Ask an archivist why they were first drawn to the field, and there’s a good chance they’ll tell you it was because of the stuff.* Many of us are interested in history and like the idea of combing through collections of papers during the work week: finding unique documents, discovering previously unknown stories involving real people and events, even just smelling the delightful scent of decaying paper (yes, that’s what you’re smelling when you step into a building with lots of old books). When you get down to business, archival collections are full of fun things. So I was thinking, what better way to give this blog a much-needed kick than to highlight at least one fun thing from the ACLS collection every week?
Here’s your first Monday Marvel – let it serve as a pick-me-up at the beginning of the week!
If you’ve been reading this blog for a while, you might remember that I once wrote about how the ACLS has a history of embracing technology. I mentioned in that entry that I’d found some letters related to JSTOR, and here is one of them for your viewing pleasure! For those of you who aren’t familiar with JSTOR, which was founded in 1995, it’s a huge digital library where people can search for books, journal articles, and primary sources. Simply put, if you’ve done scholarly research in the past decade and a half, you’ve probably used JSTOR. I remember it as one of the few databases I knew about and used as an undergraduate, so I was really excited to find this letter in the ACLS collection.
There are a few things of interest here:
- It’s from Stanley N. Katz (ACLS president from 1986 to 1997) to Kevin Guthrie (founding JSTOR president and now president of ITHAKA)

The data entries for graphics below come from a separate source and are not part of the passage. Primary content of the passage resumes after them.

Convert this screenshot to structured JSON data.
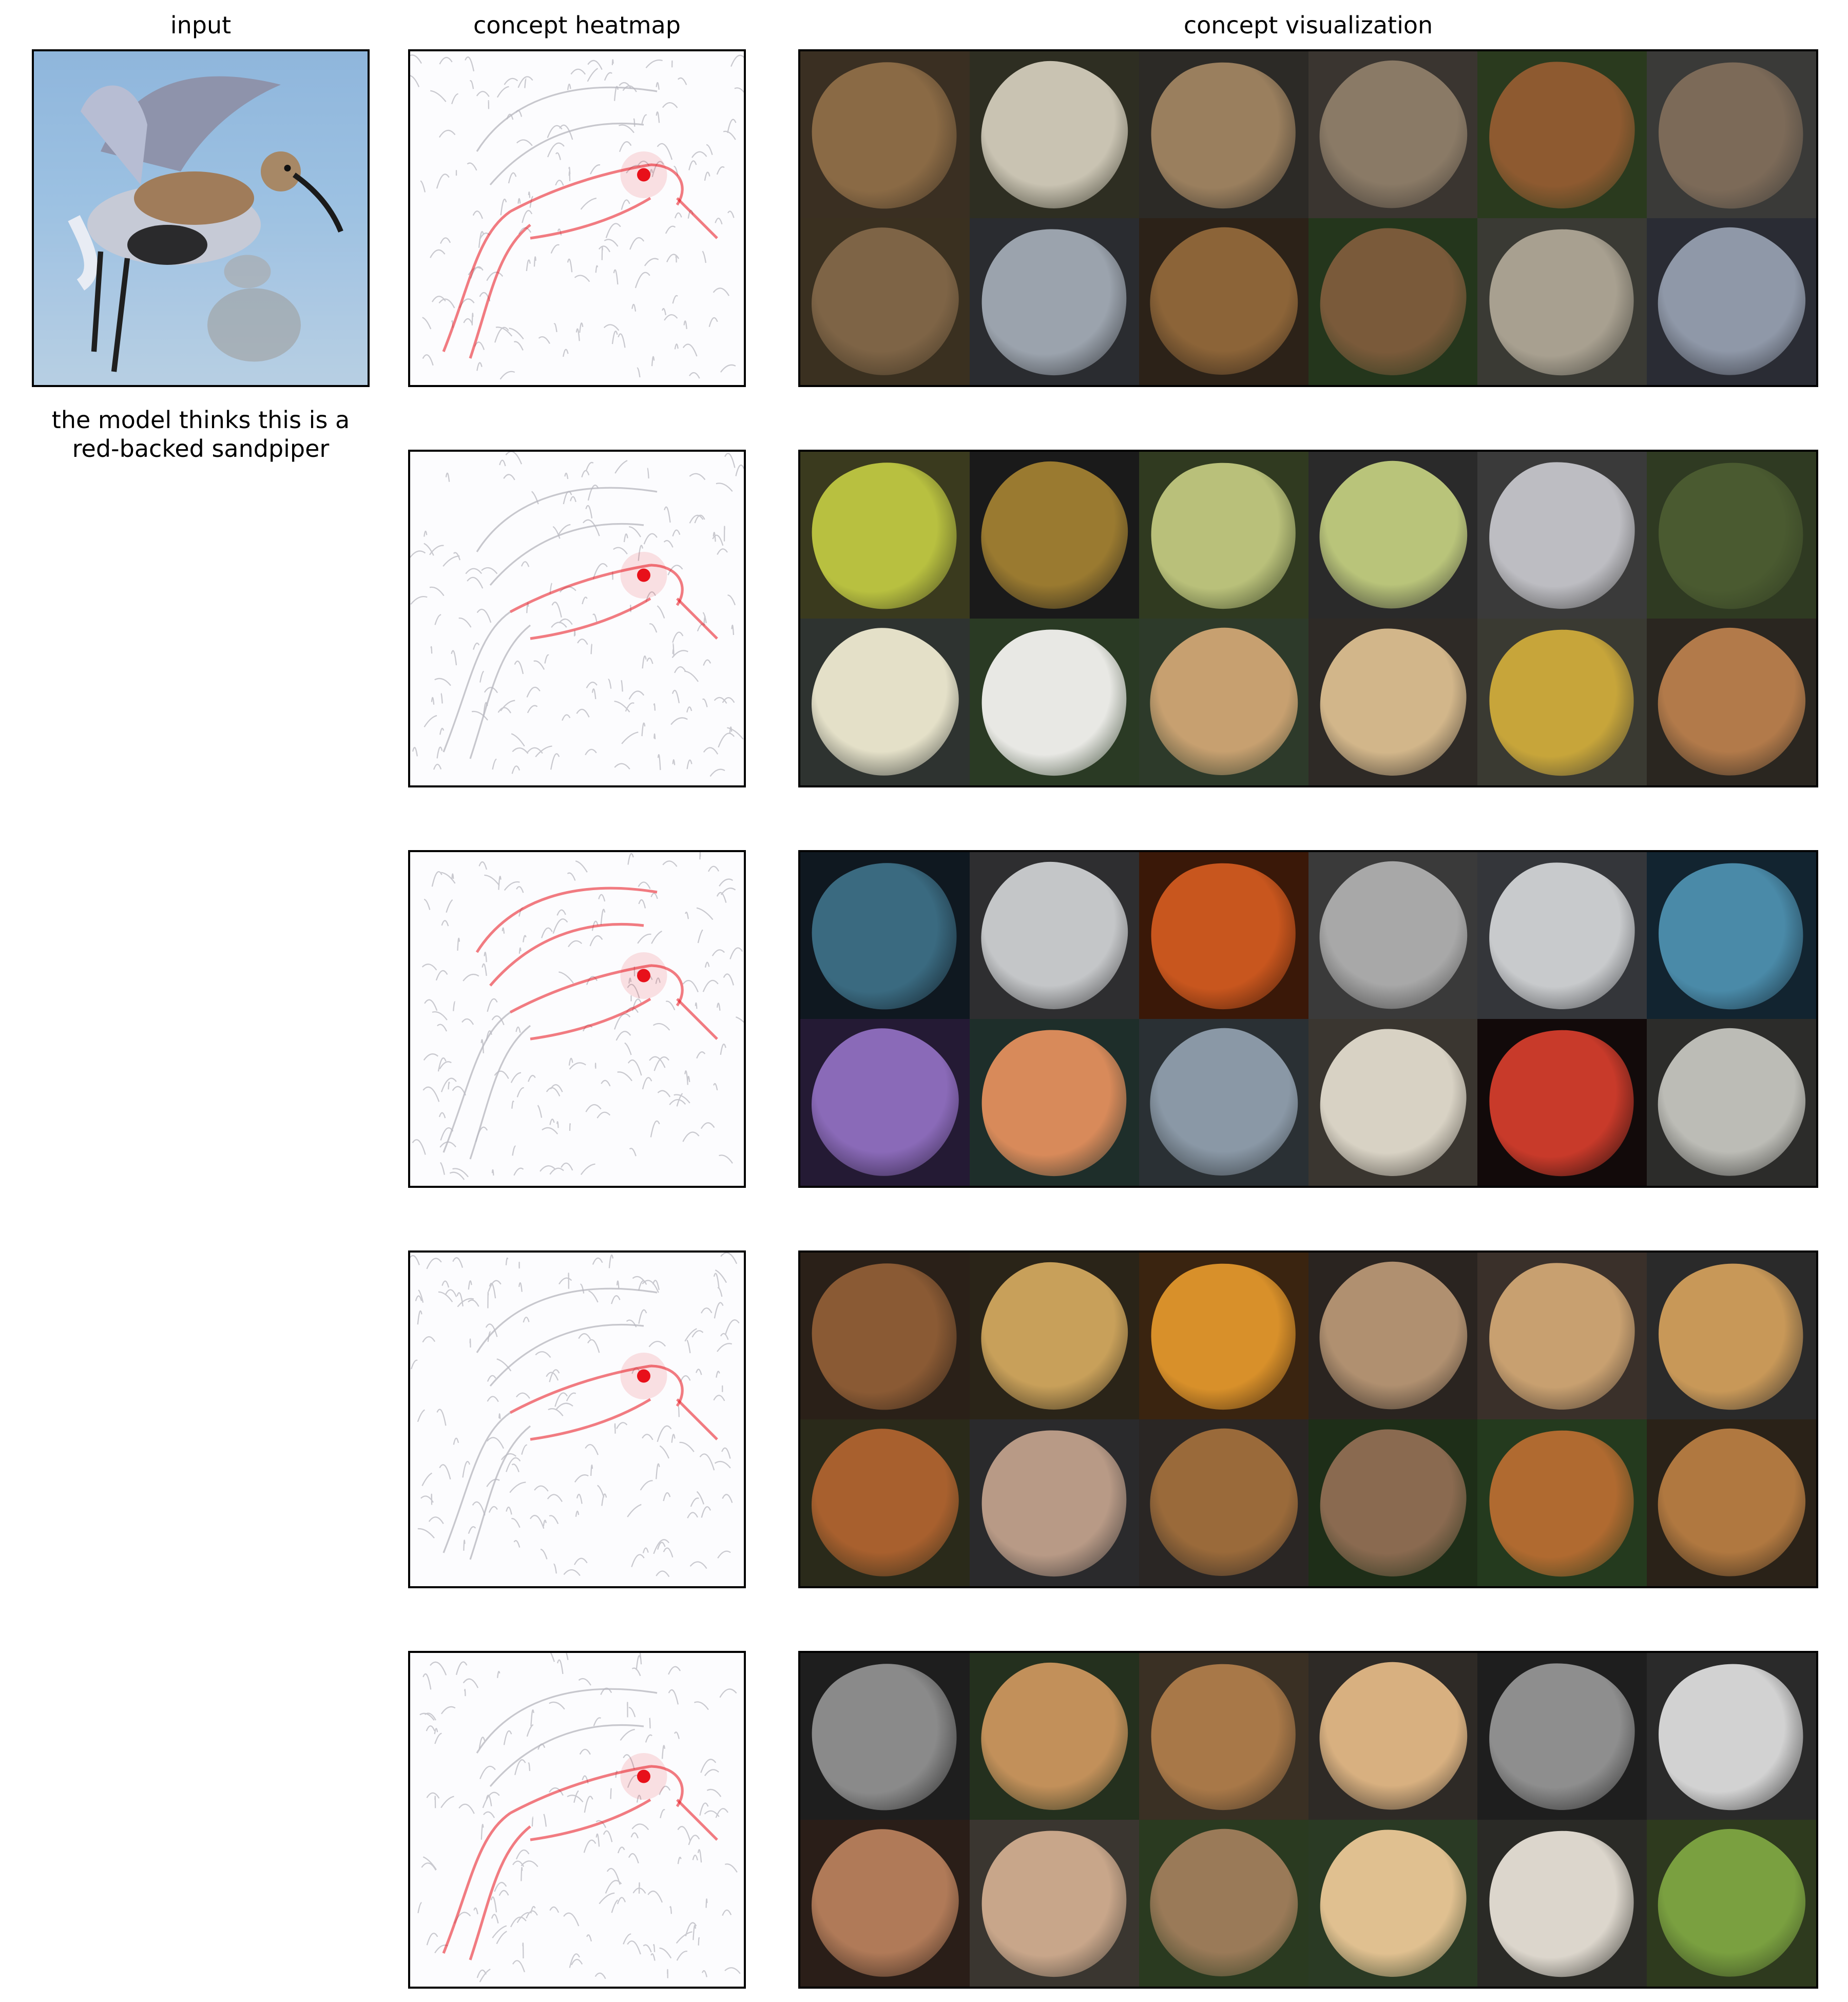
{
  "headers": {
    "input": "input",
    "heatmap": "concept heatmap",
    "concept": "concept visualization"
  },
  "caption": {
    "line1": "the model thinks this is a",
    "line2": "red-backed sandpiper"
  },
  "colors": {
    "heat": "#e8101a",
    "edge": "#c9c9cf",
    "frame": "#000000"
  },
  "rows": [
    {
      "cells": [
        {
          "bg": "#3a2f22",
          "fg": "#8a6a45"
        },
        {
          "bg": "#2e2e22",
          "fg": "#c9c3b2"
        },
        {
          "bg": "#2c2a26",
          "fg": "#9a7f5e"
        },
        {
          "bg": "#3a3530",
          "fg": "#8a7a66"
        },
        {
          "bg": "#2a3a1e",
          "fg": "#8e5a30"
        },
        {
          "bg": "#3a3a38",
          "fg": "#7c6a58"
        },
        {
          "bg": "#3a3020",
          "fg": "#7e6446"
        },
        {
          "bg": "#2a2c30",
          "fg": "#9ba3ad"
        },
        {
          "bg": "#2c2218",
          "fg": "#8c6438"
        },
        {
          "bg": "#24361c",
          "fg": "#7a5a3a"
        },
        {
          "bg": "#3a3a34",
          "fg": "#a8a090"
        },
        {
          "bg": "#2a2c34",
          "fg": "#8f98a8"
        }
      ]
    },
    {
      "cells": [
        {
          "bg": "#3a3a1e",
          "fg": "#b8c040"
        },
        {
          "bg": "#1a1a1a",
          "fg": "#9a7a30"
        },
        {
          "bg": "#303a20",
          "fg": "#b9c07a"
        },
        {
          "bg": "#2a2a2a",
          "fg": "#b9c47a"
        },
        {
          "bg": "#3a3a3a",
          "fg": "#bdbdc2"
        },
        {
          "bg": "#2f3a22",
          "fg": "#4a5a30"
        },
        {
          "bg": "#2e3330",
          "fg": "#e4e0c8"
        },
        {
          "bg": "#2a3a24",
          "fg": "#e8e8e4"
        },
        {
          "bg": "#2d3a2a",
          "fg": "#c7a070"
        },
        {
          "bg": "#2e2a26",
          "fg": "#d2b68a"
        },
        {
          "bg": "#3a3a32",
          "fg": "#c7a53a"
        },
        {
          "bg": "#2a2620",
          "fg": "#b27a4a"
        }
      ]
    },
    {
      "cells": [
        {
          "bg": "#0f1820",
          "fg": "#3a6a80"
        },
        {
          "bg": "#2e2e30",
          "fg": "#c4c6c8"
        },
        {
          "bg": "#3a1808",
          "fg": "#c8561e"
        },
        {
          "bg": "#3a3a3a",
          "fg": "#a8a8a8"
        },
        {
          "bg": "#34363a",
          "fg": "#c8cacc"
        },
        {
          "bg": "#122430",
          "fg": "#4a8aa8"
        },
        {
          "bg": "#241a34",
          "fg": "#8a6ab8"
        },
        {
          "bg": "#1e2e2a",
          "fg": "#d88a5a"
        },
        {
          "bg": "#2a3034",
          "fg": "#8a98a6"
        },
        {
          "bg": "#3a3630",
          "fg": "#d8d2c4"
        },
        {
          "bg": "#120a0a",
          "fg": "#c83a2a"
        },
        {
          "bg": "#2c2c2a",
          "fg": "#bcbcb6"
        }
      ]
    },
    {
      "cells": [
        {
          "bg": "#2a2018",
          "fg": "#8a5a34"
        },
        {
          "bg": "#2a2418",
          "fg": "#c8a05a"
        },
        {
          "bg": "#3a2410",
          "fg": "#d8902a"
        },
        {
          "bg": "#2a2420",
          "fg": "#b09070"
        },
        {
          "bg": "#3a302a",
          "fg": "#c8a070"
        },
        {
          "bg": "#2a2a2a",
          "fg": "#c89858"
        },
        {
          "bg": "#2a2a1a",
          "fg": "#a8602e"
        },
        {
          "bg": "#2a2a2c",
          "fg": "#b89a86"
        },
        {
          "bg": "#2a2624",
          "fg": "#9a6a3a"
        },
        {
          "bg": "#1e2e18",
          "fg": "#8a6a50"
        },
        {
          "bg": "#243a1e",
          "fg": "#b06a30"
        },
        {
          "bg": "#2a2218",
          "fg": "#b07840"
        }
      ]
    },
    {
      "cells": [
        {
          "bg": "#1e1e1e",
          "fg": "#8a8a8a"
        },
        {
          "bg": "#24301e",
          "fg": "#c2905a"
        },
        {
          "bg": "#3a3024",
          "fg": "#a87848"
        },
        {
          "bg": "#2e2a26",
          "fg": "#d8b080"
        },
        {
          "bg": "#1e1e1e",
          "fg": "#8e8e8e"
        },
        {
          "bg": "#2a2a2a",
          "fg": "#d2d2d2"
        },
        {
          "bg": "#2a1e18",
          "fg": "#b07a58"
        },
        {
          "bg": "#3a3630",
          "fg": "#c8a68a"
        },
        {
          "bg": "#2a3a20",
          "fg": "#9a7a58"
        },
        {
          "bg": "#2a3a24",
          "fg": "#e0c090"
        },
        {
          "bg": "#2a2a26",
          "fg": "#dcd6cc"
        },
        {
          "bg": "#2e3a1e",
          "fg": "#7aa040"
        }
      ]
    }
  ]
}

- It’s dated March 1st, 1996 – very early in the life of the database!
- In the letter, Katz responds to Guthrie’s request asking him to view a demonstration of JSTOR. Imagine seeing such cutting-edge technology as it’s still being developed! Of course Katz said yes; who wouldn’t?
Kevin Guthrie’s original letter is also in the collection, but you’ll have to come to the Library of Congress to see it. I’d love to post it (Guthrie has fantastic penmanship), but need to abide by copyright laws for obvious reasons!
There you have it – one small reason why archives are awesome. Happy Monday!
* Disclaimer: It’s true that many people get into the field for different reasons, and lots of archivists become even more enthralled with their work as they start to embrace other facets of it (outreach, reference, exhibit work, controlled vocabulary, collaboration efforts, preservation and conservation, appraisal, digitization, crowdsourcing, ethical and legal issues, records management, and oral history are just a few topics that come to mind here).